The Nepal Rastra Bank (NRB) has initiated homework to amend the Banking Offence and Punishment Act 2008 to update it as per the changed context.
Over the last five years, there has been an increase in banking offences along with the proliferation of banks and financial institutions (BFIs). As a result, a few dozen BFI officials, employees and their customers have been imprisoned on charge of banking offense.
The central bank has sought advice from stakeholders concerned, including its own departments, Nepal Bankers’ Association, Development Bankers’ Association of Nepal and Finance Companies’ Association of Nepal, Office of Attorney General and Nepal Police, according to an NRB official. “We have started getting response from the stakeholders and we will draft the Act after collecting their opinions.”
Another central bank official said the revision of the Act was necessary to address the newer ways of committing banking frauds emerging lately. The official, however, did not specify the method of crimes that the current Act could not address. “We are in the process of figuring out the new areas that the revised Act should address,” said the official.
The existing Act has identified 14 activities as banking offense. They include unauthorised demand of cash payment; obtaining/issuing cheques in an unauthorised way; unauthorised withdrawal through both manual and electronic methods; providing loans based on faulty documents with ill intention; and misuse of credit.
Other banking offense activities are misuse of financial resources of BFIs by directors and chief executives; stopping loan instalments to projects without sufficient reasons; forgery of bank documents; false valuation of collateral; and providing goods and services free of charge that causes loss to BFIs.

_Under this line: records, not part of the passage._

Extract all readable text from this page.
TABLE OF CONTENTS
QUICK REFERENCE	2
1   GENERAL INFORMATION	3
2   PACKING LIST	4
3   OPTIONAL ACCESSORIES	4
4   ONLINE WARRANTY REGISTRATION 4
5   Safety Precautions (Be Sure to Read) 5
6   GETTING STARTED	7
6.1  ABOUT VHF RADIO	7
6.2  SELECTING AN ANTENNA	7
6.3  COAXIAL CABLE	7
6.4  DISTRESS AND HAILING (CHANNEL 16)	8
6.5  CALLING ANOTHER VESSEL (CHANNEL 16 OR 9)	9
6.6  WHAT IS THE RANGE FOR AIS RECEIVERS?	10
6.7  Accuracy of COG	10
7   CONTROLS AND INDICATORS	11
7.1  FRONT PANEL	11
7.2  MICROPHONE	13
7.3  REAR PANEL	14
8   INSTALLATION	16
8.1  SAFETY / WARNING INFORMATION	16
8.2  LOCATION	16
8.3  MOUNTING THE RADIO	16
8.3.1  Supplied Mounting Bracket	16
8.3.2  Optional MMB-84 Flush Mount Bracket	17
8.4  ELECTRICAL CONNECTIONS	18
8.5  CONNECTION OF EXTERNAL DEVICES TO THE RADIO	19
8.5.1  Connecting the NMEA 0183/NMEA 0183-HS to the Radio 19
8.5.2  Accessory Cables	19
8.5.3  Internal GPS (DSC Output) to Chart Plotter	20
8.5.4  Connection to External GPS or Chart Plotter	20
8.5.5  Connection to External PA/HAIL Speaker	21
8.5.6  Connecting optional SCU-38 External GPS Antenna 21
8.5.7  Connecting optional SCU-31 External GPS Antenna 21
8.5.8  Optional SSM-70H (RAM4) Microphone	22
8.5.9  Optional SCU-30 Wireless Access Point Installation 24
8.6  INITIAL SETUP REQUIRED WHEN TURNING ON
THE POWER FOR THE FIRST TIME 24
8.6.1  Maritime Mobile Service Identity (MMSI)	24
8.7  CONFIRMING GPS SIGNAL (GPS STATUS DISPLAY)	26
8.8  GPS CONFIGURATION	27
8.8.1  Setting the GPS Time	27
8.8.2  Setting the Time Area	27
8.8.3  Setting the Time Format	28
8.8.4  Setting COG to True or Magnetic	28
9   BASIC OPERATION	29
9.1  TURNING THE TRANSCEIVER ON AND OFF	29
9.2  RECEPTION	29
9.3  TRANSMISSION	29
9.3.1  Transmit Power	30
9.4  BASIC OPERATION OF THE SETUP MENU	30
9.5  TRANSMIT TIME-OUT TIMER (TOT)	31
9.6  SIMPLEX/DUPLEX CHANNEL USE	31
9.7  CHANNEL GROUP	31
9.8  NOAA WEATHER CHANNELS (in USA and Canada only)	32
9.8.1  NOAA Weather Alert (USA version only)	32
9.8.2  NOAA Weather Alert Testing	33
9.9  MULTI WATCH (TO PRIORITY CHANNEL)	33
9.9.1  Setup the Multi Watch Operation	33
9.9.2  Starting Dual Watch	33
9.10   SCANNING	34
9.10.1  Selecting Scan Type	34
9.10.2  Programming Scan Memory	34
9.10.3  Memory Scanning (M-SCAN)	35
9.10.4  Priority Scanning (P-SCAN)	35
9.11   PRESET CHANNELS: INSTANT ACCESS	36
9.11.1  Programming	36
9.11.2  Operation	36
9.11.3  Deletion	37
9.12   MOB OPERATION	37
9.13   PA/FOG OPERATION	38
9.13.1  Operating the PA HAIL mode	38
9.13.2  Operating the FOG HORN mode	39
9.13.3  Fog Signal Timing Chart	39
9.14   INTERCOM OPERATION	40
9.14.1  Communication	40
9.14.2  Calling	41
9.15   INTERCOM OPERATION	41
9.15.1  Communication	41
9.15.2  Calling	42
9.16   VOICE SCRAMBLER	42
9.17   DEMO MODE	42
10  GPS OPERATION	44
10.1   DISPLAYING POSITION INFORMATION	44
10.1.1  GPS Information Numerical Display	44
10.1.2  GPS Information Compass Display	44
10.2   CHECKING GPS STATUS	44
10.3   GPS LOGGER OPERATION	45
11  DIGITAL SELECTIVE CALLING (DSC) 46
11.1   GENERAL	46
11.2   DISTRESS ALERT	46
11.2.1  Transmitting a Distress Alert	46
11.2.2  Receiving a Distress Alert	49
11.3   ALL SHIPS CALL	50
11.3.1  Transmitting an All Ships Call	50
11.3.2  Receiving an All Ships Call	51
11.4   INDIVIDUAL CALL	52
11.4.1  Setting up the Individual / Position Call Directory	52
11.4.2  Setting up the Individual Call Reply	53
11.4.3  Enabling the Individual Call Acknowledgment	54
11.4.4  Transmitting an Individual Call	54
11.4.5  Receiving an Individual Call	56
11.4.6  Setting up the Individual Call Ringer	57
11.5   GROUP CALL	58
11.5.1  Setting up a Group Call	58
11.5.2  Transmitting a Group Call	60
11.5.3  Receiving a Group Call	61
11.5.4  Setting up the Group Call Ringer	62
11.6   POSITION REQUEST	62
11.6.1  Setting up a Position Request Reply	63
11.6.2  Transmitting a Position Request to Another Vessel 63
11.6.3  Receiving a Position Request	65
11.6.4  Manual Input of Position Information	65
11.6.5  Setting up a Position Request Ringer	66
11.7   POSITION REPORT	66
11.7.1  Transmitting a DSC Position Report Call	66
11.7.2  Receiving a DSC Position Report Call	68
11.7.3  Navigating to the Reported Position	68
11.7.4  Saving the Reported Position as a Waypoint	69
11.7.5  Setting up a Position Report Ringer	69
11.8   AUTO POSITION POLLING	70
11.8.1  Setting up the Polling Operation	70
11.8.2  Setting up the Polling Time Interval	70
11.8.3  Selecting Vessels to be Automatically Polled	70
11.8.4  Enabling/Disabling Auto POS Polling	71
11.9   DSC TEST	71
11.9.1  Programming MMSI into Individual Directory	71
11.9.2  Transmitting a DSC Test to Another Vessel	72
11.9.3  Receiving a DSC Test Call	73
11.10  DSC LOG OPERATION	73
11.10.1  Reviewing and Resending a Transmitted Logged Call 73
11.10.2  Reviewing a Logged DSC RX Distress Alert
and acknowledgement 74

An NRB official said there taking action against those committing financial crime — be it director, CEO, employee or borrower — is must.
In its suggestion, the Office of the Attorney General has asked the central bank to revise the Act in such a way that the perpetrators are sentenced based on the degree of offense they are involved in, the official said.
Nepal Bankers’ Association President Rajan Singh Bhandari said the revised Act should make all those involved in the decision making responsible, not only the chief executive officer, for whatever wrong happens in the bank.
Police said the revised Act should make all stakeholders responsible in the investigation process. Chief of the Central Investigation Bureau (CIB) of Nepal Police DIG Kesh Bahadur Shai said more responsibility is being shouldered by police and NRB currently.